Volume 35, Number 7, July 2000

GlaziersGuild

The Perfect Match

storefront will not do as a curtainwall
substitution by any stretch

by Steve Green

Few, if any of us in the glass industry would knowingly violate project specifications. However, increasingly smaller margins of a highly competitive market might tempt us to economize, even cut corners. One area in which we should never allow this to happen lies in the decision of whether to utilize storefront or curtainwall. The consequences in terms of structural integrity, performance and safety are simply too dire and potentially catastrophic. And of course, mis-application can result in possible adverse consequences, such as air or water infiltration, glass breakage or structural failure. But the storefront versus curtainwall decision is not always clear-cut.

We have to admit, sometimes the comparative costs of storefront can be mighty appealing. Given the gravity of the issue plus the enticements, it’s worth spending a few minutes reminding ourselves of the crucial distinction between these products.

 

Going into the Grey
to Avoid the Red

Of course, at the most basic level, storefront is designed for single-span, single-story installations; curtainwall, for multi-span, multi-story installations. As Ira Field, vice president/architectural manager with Steel Encounters of Salt Lake City, reminds us, such measures would seem to justify the rule of thumb many of us go by: storefront is for 8 to 9-foot heights and curtainwall for 10 to 12-foot heights. Field also says that such means assume a certain maximum windload (specifically, 25 p.s.f.) and mullion spacing (5-feet). If we exceed either, that famous rule of thumb, excuse the expression, goes right out the window.

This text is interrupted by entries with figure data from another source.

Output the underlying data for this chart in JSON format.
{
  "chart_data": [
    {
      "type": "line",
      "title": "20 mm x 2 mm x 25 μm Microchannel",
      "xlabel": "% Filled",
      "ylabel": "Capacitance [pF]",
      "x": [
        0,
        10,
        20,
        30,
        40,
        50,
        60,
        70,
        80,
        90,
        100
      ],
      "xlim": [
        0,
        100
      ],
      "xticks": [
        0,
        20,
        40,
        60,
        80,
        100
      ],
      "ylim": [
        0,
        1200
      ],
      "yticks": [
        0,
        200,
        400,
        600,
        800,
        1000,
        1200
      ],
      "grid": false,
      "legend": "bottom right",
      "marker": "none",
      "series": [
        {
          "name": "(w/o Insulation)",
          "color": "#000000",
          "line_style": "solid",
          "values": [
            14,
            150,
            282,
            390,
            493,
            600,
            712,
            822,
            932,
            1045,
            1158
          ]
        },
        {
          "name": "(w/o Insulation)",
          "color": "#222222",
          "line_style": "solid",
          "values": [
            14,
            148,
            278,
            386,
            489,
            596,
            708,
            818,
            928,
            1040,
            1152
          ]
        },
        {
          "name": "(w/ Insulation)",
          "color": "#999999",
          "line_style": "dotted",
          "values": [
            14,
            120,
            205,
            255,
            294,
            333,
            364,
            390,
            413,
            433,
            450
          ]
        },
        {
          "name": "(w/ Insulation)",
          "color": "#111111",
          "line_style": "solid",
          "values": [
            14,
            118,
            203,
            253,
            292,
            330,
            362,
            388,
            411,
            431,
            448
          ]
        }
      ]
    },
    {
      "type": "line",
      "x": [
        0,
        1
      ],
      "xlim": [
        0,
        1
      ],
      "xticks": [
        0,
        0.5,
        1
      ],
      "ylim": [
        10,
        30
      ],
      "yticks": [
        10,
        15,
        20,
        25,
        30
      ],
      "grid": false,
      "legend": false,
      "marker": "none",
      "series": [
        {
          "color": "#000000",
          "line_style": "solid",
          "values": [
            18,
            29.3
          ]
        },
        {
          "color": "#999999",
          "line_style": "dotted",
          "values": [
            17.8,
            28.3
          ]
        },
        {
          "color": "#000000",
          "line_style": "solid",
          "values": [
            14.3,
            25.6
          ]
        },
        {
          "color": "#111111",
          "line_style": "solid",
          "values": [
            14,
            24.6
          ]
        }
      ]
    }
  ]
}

“Sometimes the use of storefront, even in single-story applications, is prohibited,” says Field. “You can’t state a specific allowable number of feet of height at all, because you always have to factor in windload and spacing of mullions.”

 

Don’t Over-extend Yourself or Your Aluminum

In general, curtainwall is designed for greater spans than storefront because of its greater strength and ability to handle deflection, keeping in mind that the maximum allowable deflection (flex) for load-bearing members is 1/175 the span (length of frame).

Curtainwall also provides a large surface area from which to drain water. When water is trapped, it immediately flows to the outside of the structure from weep holes drilled into the horizontal pressure plate. Storefront, as a lighter-weight extrusion, is only appropriate for low-rise applications, which do not have a danger of buckling or collapse. Like curtainwall, storefront also weeps water at each horizontal pressure plate. If it is misused, water infiltration to the interior can occur. This is due to the method of drainage diversion of water from the horizontal pressure plate to the vertical, then to a sill member, where flashing prevents penetration to the interior. Simply put, this method simply is not designed to handle water in higher-rise applications.

Initially, it is less expensive to use storefront rather than curtainwall in marginal situations, but only until problems occur. Eventually they almost inevitably will. The most important issue, as always, is to cover your bases: check the structural requirements of the building and verify that the specifications of the project match the capabilities of the product being used. And when it comes to framing systems, never stretch the truth.

Steve Green is vice president of client relations for Tubelite Inc. in Reed City, Mich. Glaziers Guild appears monthly with rotating authors.